CMK version: 2.1.0p19.cee
OS version: Debian 11
Dear all,
as the agents complained because of cert expiry, we changed our SSL certificate from a custom CA to a commercial wildcard certificate we already possess for other services, with the occasion that our custom had expired.
I applied the certificate both in the trusted certificate authorities as well as for the apache SSL for HTTPS access.
Now I wanted to bake and sign the agents again… After doing that with the previously used key, the https server access in the agents description still points to the old certificate (I also checked in ./etc/check_mk/cmk-update-agent.cfg) and it is actually still the old one.

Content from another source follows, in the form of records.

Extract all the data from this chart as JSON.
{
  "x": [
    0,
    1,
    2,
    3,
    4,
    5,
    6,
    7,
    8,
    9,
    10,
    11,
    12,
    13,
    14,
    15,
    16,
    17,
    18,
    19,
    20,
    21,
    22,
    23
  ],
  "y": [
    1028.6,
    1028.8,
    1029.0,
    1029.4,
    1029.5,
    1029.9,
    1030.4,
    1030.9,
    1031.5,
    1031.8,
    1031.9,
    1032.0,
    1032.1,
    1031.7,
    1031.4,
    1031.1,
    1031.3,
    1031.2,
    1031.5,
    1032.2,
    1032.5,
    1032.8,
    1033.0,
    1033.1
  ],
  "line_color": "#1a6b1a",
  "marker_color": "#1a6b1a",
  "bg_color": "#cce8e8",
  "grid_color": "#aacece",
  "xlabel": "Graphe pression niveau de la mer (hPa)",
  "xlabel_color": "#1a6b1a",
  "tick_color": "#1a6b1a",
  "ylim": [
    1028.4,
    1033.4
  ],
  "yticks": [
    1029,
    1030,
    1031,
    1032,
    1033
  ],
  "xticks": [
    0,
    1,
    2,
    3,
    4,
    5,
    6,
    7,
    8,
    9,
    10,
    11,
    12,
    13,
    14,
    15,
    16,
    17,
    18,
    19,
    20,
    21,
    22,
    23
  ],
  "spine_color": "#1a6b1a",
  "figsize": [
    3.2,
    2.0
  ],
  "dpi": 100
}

Should I execute some command on the specific site in omd to set the correct one there? Or am I completely off track? Quick overview of what done till now:
- Changed the trusted cert authority to the new one (trust system wide configured CAs)
- Changed and checked the correct access and the full chain availability and https access is fine
- Now we want to bake agents in order to make them use the new cert (it would be no great deal for me to do that manually or use ignore cert for a first update register)
Could be that I miss something very basic regarding the concept of how certificates are applied in checkmk even though I watched relevant videos so I apologize in advance and ask for patience. I tried to find answers to this or a well described procedure to use when someone changes/updates certificates but to no avail.